Country 47th is Fiji…

It’s true what they say… Hawaii, Fiji… are magical… I felt like I was transported to another dimension, a hidden secret in this vast world of busy-ness…

Even if one refused to heal or do anything spiritual, your being will be “upgraded” and cleansed and healed automatically…

Apart from Bali, this experience transcend beyond spiritual… in Bali, I was taught to embrace being a healer… (and that freaked me out;)

In this slew of islands hopping, I was not taught or shown but “thrown” into the mass… to be a teacher. (As one puts it-Sorry babe, you are a teacher regardless whether you like it or not.) *freaking out but since I was thrown into the pool, there’s nothing to do but move my arms and legs to stay afloat…

I cannot find words to describe it…

Not gonna rush for it… let it unfolds…

Photos are showcased in Instagram.com/linamasrina

Have you ever met peeps, strangers who looked intently into your eyes as if to say- “at last you have arrived, let’s proceed on with your transformation… we got lots of work to do. And not much time. We here are ready for you. The world is ready for your next stage of love. Let’s do this! “

And in a blink, I was amongst family, as if I knew them way before I was born… and everything else felt effortless.

Hmm… beautiful…

I had always fought with the idea of being a teacher. Perhaps my first full-time job in a secondary school was not a pleasant one.

It felt like everyone wanted to put me in a cage. I was new and I felt suffocated that Teachers have to be this, that and to whatever beliefs created by others. There were no freedom to be me.

But now, my beliefs about being a teacher changed drastically. Just by being me, is enough.

I always thought being a teacher you need to know everything, but that is a lie.

Not every teacher has answers to everything. And I always knew that the more I knew, the more things I do not know.

Recently…
I was amongst leaders, who had more money and has more successes than I ever can dream of.

I felt quite intimidated as if I crashed the wrong party. But they welcomed me as if I was a member of the group.

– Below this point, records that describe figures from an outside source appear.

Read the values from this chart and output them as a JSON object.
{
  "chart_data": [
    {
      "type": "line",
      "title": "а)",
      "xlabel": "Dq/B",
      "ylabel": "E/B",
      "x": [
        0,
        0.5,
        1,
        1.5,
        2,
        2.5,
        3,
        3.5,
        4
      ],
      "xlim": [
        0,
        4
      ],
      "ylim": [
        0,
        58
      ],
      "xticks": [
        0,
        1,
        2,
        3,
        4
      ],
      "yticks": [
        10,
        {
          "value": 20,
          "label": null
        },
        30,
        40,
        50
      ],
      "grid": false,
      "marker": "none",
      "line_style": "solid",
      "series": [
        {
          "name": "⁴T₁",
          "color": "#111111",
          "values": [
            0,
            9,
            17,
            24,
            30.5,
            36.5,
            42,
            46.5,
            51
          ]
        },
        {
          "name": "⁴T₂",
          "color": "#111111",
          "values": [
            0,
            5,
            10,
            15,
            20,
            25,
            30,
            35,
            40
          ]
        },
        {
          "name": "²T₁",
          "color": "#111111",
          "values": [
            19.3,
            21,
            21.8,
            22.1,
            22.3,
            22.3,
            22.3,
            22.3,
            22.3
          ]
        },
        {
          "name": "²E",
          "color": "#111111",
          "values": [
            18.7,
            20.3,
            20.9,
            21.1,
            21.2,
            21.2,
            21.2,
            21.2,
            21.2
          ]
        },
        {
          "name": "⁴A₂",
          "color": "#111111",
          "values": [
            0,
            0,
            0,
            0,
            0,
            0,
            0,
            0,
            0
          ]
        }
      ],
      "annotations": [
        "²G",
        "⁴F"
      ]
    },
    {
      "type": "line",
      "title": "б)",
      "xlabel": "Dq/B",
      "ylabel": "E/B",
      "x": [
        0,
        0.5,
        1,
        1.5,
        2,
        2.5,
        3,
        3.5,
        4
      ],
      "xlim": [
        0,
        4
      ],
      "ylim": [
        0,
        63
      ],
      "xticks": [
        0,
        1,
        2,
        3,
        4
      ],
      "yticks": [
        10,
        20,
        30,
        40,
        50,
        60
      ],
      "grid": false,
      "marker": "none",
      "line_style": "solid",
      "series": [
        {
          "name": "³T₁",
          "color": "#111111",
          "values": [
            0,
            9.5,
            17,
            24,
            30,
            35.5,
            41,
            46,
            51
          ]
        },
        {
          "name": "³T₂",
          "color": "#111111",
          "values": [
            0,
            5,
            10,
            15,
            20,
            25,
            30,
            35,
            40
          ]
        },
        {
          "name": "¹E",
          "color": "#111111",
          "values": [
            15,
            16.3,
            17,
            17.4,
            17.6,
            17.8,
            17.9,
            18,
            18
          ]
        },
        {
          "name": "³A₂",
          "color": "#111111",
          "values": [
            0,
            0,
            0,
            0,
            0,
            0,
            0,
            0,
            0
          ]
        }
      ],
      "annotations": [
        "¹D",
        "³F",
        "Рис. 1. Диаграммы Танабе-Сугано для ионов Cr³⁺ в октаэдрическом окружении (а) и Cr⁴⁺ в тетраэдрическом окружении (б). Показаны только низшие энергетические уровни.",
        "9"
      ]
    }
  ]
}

In fact better, like family.

From the beginning, after introductions, they asked me a “book of questions” (spirit, soul, healing, conscious, awaken, heart matters, inner joys etc) and treated me like a teacher. As if they already knew me (they did not even knew anything about me or my blog or my spontaneous adventures around the world… )

They became immediate students and jot down everything I say. It felt as if I was a distinguished professor or speaker who came to spread the seeds of my knowledge.

It felt weird, normally I’m the one jotting down everything. It’s weird that peeps are writing down everything I say from my heart.

To me, it’s a norm, a life I lived everyday, to them it’s gems. They acknowledge everything I say and agree wholeheartedly.

If i were back home with family and even with my warrior friends, sometimes we questioned each others’ beliefs. And sometimes in spiritual new age context, they cannot understand what I was saying and laugh or make fun of me according to their own interpretation. It no longer bothers me because I believe the truths will catch up on us when we are ready;)

But here, it felt like i was in my own fan club. They were ready and…. hungry….and wanted more even after i left. (Perhaps they are aliens like me. Maybe this is my lost tribe?!)

Throughout the endless conversations, feeling a bit smitten with these successful abundant peeps, I kept thinking isn’t this supposed to be the other way round? Shouldn’t I be asking and jotting down notes?

Comparing their outlook and mine (dressing and attire) Simple was an understatement for me. I looked like their helpers, or housekeepers and yet here they are asking me for wealth (of knowledge) when the wealth is clearly written all over them.

Nevertheless, I knew the Universe has prepared something for me, when I was “invited” in 2017.

And as my gifts were “sharpened” through out my stay in the islands…, I knew it was preparing me for more.

Questions asked were answered effortlessly. As if my spirit was mature enough or there were guides beside me who whispers them to me. And heart and soul blueprints were shown to me vividly and clearly before being asked.

Although it felt a bit strange, it felt as if I was fulfilling a promise to be here… my soul appointment, planned before birth. And we all already planned to hang out together to remind each other of our Mission, purpose and truths.

Going offline, now…

Shine your brightest!
Lina

P.s: Remembering what my past mentor Blaire Singer told me…Everyone is a teacher. We each have experiences of life that we had been through.

So why not put that to good use and help others not to make the same mistakes and help them accelerate in life of success exponentially? Show them the easier way… (something like that, according to my own interpretation).